Introduction
L'océan Arctique, souvent considéré comme la couronne glacée de la planète, est un bassin océanique entouré par les masses terrestres de l'Eurasie, de l'Amérique du Nord et du Groenland. Malgré sa taille modeste (environ 14 millions de km²), il exerce une influence disproportionnée sur les systèmes climatiques et écologiques mondiaux. Sa caractéristique la plus emblématique est sa couverture de glace de mer, un paysage dynamique qui a façonné l'histoire humaine, la faune et les équilibres géopolitiques de la région.
Description
L'océan Arctique est le plus septentrional des océans. Il est entouré par les côtes de la Russie, de la Norvège, de l'Islande, du Groenland (Danemark), du Canada et des États-Unis (Alaska). Il est relié à l'océan Pacifique par le détroit de Béring et à l'océan Atlantique principalement par la mer de Norvège et le détroit de Fram. Sa bathymétrie est dominée par le bassin Arctique central, profond de 3 000 à 5 000 mètres, divisé par des dorsales sous-marines comme la dorsale de Lomonossov. La plate-forme continentale est exceptionnellement large, notamment du côté eurasiatique (plate-forme de Sibérie), représentant environ un tiers de sa superficie totale. Ces eaux peu profondes sont d'une grande importance biologique et économique.
Histoire
L'exploration de l'Arctique est une longue quête marquée par la recherche de passages commerciaux et la conquête du pôle. Dès le XVIe siècle, les Européens recherchaient les passages du Nord-Est (le long de la Sibérie) et du Nord-Ouest (à travers l'archipel canadien).

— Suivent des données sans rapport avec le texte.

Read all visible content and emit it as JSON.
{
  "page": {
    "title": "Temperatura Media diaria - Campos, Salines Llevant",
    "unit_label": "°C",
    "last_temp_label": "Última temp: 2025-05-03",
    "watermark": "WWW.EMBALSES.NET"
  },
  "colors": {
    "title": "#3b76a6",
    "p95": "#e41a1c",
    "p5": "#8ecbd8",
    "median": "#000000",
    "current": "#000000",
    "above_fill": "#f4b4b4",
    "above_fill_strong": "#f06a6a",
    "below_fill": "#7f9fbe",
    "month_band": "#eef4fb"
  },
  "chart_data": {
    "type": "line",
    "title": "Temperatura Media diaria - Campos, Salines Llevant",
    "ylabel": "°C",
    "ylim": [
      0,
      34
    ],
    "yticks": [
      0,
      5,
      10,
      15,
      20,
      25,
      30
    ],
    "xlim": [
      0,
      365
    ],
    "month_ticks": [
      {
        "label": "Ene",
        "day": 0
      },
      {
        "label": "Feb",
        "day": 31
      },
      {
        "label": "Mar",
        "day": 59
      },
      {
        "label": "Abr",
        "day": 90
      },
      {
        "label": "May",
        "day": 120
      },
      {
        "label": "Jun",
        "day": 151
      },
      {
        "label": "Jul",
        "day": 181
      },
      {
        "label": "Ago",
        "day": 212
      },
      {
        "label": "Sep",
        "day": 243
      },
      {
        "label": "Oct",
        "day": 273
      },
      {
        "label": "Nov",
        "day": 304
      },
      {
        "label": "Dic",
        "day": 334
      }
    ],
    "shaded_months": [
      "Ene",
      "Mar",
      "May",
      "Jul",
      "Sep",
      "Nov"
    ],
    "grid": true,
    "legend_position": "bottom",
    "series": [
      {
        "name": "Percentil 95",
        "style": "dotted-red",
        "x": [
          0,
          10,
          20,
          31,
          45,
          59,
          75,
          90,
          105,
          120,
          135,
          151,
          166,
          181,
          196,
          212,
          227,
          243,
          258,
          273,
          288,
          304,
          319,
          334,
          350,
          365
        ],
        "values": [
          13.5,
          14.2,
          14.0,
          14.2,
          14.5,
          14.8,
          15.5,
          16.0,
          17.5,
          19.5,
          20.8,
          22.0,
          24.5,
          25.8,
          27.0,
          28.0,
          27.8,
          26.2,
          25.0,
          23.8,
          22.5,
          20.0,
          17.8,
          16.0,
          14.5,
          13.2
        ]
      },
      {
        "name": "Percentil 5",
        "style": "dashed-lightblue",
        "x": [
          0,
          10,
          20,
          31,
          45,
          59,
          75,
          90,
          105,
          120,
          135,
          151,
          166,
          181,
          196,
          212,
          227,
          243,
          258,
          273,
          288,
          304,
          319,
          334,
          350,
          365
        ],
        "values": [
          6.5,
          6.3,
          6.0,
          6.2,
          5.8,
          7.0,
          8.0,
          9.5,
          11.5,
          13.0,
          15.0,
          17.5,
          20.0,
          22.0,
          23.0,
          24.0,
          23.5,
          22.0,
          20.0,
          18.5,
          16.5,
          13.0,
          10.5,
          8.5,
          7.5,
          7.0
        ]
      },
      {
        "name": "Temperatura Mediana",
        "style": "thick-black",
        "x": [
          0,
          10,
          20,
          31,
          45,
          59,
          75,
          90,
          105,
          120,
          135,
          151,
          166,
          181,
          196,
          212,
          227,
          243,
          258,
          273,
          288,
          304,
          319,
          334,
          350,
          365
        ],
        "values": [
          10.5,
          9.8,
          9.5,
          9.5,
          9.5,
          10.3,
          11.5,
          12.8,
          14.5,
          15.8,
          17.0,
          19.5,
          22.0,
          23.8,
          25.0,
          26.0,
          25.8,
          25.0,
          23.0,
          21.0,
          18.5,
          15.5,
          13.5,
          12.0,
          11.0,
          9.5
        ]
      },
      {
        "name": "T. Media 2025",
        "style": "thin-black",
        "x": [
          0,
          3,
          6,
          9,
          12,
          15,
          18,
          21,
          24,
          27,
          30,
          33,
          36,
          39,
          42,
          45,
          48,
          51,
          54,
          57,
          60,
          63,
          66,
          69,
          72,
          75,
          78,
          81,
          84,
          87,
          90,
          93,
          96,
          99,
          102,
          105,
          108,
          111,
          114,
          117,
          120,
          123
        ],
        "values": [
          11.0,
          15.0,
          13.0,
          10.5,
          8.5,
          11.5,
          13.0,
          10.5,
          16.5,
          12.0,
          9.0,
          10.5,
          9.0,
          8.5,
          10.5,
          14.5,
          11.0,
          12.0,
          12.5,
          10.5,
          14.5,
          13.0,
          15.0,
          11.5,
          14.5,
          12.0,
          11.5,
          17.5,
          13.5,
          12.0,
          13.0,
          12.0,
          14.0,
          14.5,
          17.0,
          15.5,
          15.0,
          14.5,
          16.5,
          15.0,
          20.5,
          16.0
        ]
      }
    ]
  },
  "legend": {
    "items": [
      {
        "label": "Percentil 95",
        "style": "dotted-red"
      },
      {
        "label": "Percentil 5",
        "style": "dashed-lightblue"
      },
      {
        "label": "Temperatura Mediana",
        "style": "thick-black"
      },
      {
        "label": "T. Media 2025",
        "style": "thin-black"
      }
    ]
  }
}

Des expéditions légendaires, souvent tragiques, comme celles de Franklin, Nansen ou Amundsen, ont peu à peu cartographié la région. Le pôle Nord géographique a été atteint de manière controversée par Robert Peary en 1909, et de manière confirmée par l'expédition dirigée par Roald Amundsen en 1926 en dirigeable. Pendant la Guerre froide, l'Arctique est devenu une zone stratégique cruciale pour les sous-marins nucléaires. Aujourd'hui, l'histoire s'écrit autour du changement climatique et de l'ouverture de nouvelles voies maritimes.
Caracteristiques
Les caractéristiques principales de l'océan Arctique sont sa glace et son froid. La banquise, d'une épaisseur moyenne de 2 à 3 mètres, atteint son maximum en mars (environ 15 millions de km²) et son minimum en septembre, une étendue qui diminue drastiquement depuis des décennies en raison du réchauffement climatique. Sous la glace, l'océan présente une stratification unique avec une couche de surface froide et peu salée (due à l'apport des fleuves sibériens et canadiens) surmontant des eaux plus chaudes et salées venues de l'Atlantique. La faune est adaptée à l'extrême : ours polaire, phoque annelé, béluga, narval et une riche vie benthique. La nuit polaire dure plusieurs mois en hiver, tandis que le soleil de minuit brille en été.
Importance
L'importance de l'océan Arctique est planétaire. Il agit comme un réfrigérateur global : sa glace blanche réfléchit l'énergie solaire (albédo) et ses eaux froides alimentent la circulation thermohaline, le « tapis roulant » océanique qui régule le climat. Sa fonte accélérée est à la fois un indicateur et un amplificateur du changement climatique. Économiquement, il recèle d'importantes ressources en hydrocarbures et en minéraux, et la réduction de la glace ouvre potentiellement les routes maritimes du Passage du Nord-Ouest et de la Route Maritime du Nord, réduisant considérablement les distances entre l'Europe et l'Asie. Sur le plan géopolitique, il est le théâtre de revendications territoriales et d'une coopération internationale fragile, encadrée par le Conseil de l'Arctique. Sa préservation est un enjeu environnemental majeur.